In my review of The Master of Mankind I compared it to a rich gourmet meal, sumptuous yet unfamiliar and challenging.
In comparison Garro is a pepperoni pizza, a great big greasy pizza that sadly is lacking banana.
Before tackling Garro though one must acknowledge exactly what it is; (apart from a Pepperoni Pizza) and that is an adapted series of audiobooks. As I own the script books for these audio dramas, released a number of years ago, I had a look to see a: how they were presented originally (I never listened to the originals) and b: appreciate the work that has gone into converting it to a cohesive written narrative. It would appear that although the story beats are present much work has gone into restructuring the perspective and I’m glad I have compared the two.
I’d be surprised if there was anybody here who didn’t know who Nathaniel Garro is but on the off chance, I’ll explain. Garro is the battle captain of the Death Guard who, upon witnessing the events of Isstvan III, where Horus attacks his own troops to purge the loyalist elements, escapes on board the Eisenstein in order to bring news of the treachery to the Emperor. All of this can be read in ‘Flight of the Eisenstein’ which is well worth checking out and due a re-read from myself (once the series is finally finished I’ll likely start it again from scratch)
This novel of collected stories picks up after he makes it back to Terra, whereupon he is appropriated by Malcador, the secretive and sinister regent of the Emperor. Garro is then sent off to recruit other members for Malcador and add them to the ranks of the ‘Knights Errant’. These early chapters are definitely the roughest, suffering from their shortness and poorly defined characters. Still, the emphasis on the edict of Nikea in these early stages is welcome. One does wonder though, how Garro manages to navigate the Ruinstorm (his first target is an Ultramarine) and why this secret isn’t shared a little more. To be fair though, I think that the Garro series has pretty much spanned the entire Heresy lifespan (thus far) and it’s probably quite hard to get it all to line up.
These early chapters really do read like stand alone stories. Kind of like episodes of a TV show, with a different adventure each time. With little space for development, the characters are largely rendered into caricatures with little subtlety although the plots of these 'shows' themselves are perfectly satisfactory. However, despite the good work that HAS been done in converting these from their audio book format their origins are very much visible. Some of the dialogue is also terrible but you can overlook the cheesiness of it. Just about.
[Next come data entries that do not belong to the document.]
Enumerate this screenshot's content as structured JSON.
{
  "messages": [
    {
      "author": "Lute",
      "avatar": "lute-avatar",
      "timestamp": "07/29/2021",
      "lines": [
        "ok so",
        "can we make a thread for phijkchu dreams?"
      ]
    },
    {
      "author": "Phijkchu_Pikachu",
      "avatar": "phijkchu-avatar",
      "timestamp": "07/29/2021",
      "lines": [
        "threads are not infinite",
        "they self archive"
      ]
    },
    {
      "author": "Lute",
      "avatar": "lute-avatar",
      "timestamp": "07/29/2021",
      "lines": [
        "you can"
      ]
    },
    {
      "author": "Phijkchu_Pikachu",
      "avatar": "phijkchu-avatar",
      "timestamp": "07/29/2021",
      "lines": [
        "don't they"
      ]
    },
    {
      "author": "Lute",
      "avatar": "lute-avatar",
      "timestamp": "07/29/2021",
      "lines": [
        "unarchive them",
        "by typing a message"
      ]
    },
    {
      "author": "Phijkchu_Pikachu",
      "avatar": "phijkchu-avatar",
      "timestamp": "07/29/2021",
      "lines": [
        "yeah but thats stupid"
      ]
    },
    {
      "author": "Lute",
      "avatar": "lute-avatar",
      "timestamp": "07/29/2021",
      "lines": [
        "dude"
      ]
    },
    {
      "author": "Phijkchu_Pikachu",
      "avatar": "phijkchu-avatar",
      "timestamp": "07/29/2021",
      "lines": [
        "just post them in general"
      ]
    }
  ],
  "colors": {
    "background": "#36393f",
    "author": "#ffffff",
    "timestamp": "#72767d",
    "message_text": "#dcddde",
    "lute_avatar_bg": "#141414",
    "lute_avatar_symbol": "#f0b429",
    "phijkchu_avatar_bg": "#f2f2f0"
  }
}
There is no subtlety here and it must be stressed that the writing is of a pretty basic quality, a jarring experience after the class of ADB. That’s not to say it’s BADLY written, it’s just where the Gourmet Meal – Pizza comparison comes from. Sometimes you want Pizza I guess, but it’s never going to be as delicately poised as that Gourmet Meal.
Thankfully the back third of the book is much better as a cohesive narrative establishes itself and although the dialogue is still stilted the flow improves considerably. Much of this is due to the sudden emphasis on the Imperial Truth. The way that Mr Swallow handles this is probably the most in-depth we have had in quite some time and it’s great to see the focus back on this very important part of the lore. One thing I would say is that the common citizenry of the Imperium appear to be awfully aware of what exactly is going on with the Heresy so I guess that this is cannon now rather than the forced ignorance of previous iterations.
|Another Stunner from Mr Roberston. Just Wow. Looking forward to Vow of Faith..|
It’s nice to see the book encompass this level of the Imperium as well, distancing itself, at least in this final arc, from the mass space battles and Astartes focus of most Heresy tales. The focus on the more mundane and menial levels of the Imperium is most welcome and I can say without any hesitation that I enjoyed the latter section of the book a lot more than the establishing chapters. The book ends setting up the novella Garro: Vow of Faith which I haven’t read yet. However, if it continues the trend set by Garro, I imagine I shall enjoy it a great deal.
It’s a weird Pizza this book. First few slices you won’t really think that much of it but keep going and you’ll discover all sorts of additional toppings that will make you glad you carried on eating it. Make mine a Large.